Quantification of O6-methyl and O6-ethyl deoxyguanosine adducts in C57BL/6N/Tk+/− mice using LC/MS/MS

The carcinogenicity of many alkylating agents is derived from their ability to form persistent DNA adducts that induce mutations. This paper presents and validates methodology, based on LC with tandem mass spectrometry, for the separate or concurrent quantification by isotope dilution of O6-methyl-2′-deoxyguanosine (O6Me-dG) and O6-ethyl-2′-deoxyguanosine (O6Et-dG) DNA adducts. The limits of quantification were estimated to be ≤0.2 adducts/108 nucleotides for either adduct. This sensitivity permitted evaluation of adduct levels in livers from separate groups of untreated adult C57BL/6N/Tk+/− and C57BL/6N X Sv129 mice (undetectable to 5.5 ± 6.7 O6Me-dG/108 nucleotides; undetectable to 0.04 O6Et-dG/108 nucleotides).
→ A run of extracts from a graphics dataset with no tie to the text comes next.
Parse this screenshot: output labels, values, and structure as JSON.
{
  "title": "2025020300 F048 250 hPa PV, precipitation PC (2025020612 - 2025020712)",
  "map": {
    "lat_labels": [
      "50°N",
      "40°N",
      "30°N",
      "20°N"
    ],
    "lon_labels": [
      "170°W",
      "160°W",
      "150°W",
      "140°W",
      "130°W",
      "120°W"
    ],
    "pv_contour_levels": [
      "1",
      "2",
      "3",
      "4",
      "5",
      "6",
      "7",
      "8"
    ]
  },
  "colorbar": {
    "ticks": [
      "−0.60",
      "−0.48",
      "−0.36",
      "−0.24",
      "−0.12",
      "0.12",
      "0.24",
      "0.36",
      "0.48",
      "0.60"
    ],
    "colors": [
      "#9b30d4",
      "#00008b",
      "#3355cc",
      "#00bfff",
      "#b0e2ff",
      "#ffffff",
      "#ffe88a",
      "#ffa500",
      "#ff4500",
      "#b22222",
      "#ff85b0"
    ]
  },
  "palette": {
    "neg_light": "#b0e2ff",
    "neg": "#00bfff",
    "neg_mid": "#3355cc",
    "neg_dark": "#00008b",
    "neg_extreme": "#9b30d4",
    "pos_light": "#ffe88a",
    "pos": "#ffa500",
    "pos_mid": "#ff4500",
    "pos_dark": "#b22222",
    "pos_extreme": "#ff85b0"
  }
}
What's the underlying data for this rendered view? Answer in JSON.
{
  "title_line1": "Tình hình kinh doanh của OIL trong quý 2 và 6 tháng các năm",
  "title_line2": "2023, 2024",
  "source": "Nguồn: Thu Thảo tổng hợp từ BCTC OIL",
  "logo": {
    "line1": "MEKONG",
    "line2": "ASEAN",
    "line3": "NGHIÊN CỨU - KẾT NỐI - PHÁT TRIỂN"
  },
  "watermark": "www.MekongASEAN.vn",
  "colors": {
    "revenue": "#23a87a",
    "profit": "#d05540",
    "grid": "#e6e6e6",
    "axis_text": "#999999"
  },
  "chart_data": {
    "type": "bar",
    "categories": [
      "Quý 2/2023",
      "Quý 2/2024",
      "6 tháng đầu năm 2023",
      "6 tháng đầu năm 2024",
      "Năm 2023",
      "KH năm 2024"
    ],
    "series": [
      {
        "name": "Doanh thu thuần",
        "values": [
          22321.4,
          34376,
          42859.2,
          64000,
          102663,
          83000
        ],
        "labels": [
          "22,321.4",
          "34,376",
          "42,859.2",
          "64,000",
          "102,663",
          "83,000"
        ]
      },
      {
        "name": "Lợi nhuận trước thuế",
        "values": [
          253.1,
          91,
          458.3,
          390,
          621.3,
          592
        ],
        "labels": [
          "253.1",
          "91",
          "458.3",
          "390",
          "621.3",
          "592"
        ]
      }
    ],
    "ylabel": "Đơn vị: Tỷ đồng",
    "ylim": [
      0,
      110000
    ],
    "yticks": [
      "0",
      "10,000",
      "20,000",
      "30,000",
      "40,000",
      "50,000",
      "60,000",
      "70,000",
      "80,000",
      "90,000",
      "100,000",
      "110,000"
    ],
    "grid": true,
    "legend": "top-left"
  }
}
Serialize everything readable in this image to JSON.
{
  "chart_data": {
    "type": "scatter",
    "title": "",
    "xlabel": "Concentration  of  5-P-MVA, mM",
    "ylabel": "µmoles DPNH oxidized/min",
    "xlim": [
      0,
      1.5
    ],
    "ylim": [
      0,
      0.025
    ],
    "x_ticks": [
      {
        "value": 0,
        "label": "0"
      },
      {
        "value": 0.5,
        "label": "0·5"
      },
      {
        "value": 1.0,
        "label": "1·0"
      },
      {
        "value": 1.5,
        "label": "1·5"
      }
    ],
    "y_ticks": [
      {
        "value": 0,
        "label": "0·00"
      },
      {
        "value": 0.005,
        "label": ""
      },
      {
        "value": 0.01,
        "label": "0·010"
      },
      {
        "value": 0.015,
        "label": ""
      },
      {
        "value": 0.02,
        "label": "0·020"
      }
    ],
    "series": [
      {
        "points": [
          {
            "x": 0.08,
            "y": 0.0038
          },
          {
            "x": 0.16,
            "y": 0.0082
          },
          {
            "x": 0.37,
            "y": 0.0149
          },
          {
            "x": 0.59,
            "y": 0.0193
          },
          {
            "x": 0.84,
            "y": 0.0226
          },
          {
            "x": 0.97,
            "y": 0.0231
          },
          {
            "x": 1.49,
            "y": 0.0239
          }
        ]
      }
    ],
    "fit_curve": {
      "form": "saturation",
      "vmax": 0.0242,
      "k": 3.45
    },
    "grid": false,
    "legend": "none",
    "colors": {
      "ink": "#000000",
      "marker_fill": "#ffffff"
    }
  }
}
Treatment of adult C57BL/6N/Tk+/− mice with equimolar doses (342 μmol/kg body weight) of N-methyl-N-nitrosourea and N-ethyl-N-nitrosourea produced adduct levels in liver of 1700 ± 80 O6Me-dG/108 nucleotides and 260 ± 60 O6Et-dG/108 nucleotides, respectively, when assessed 4 h after dosing. These methods should be useful for evaluations of DNA adducts in relation to cellular processes that modify carcinogenic and toxicological responses in experimental animals and humans.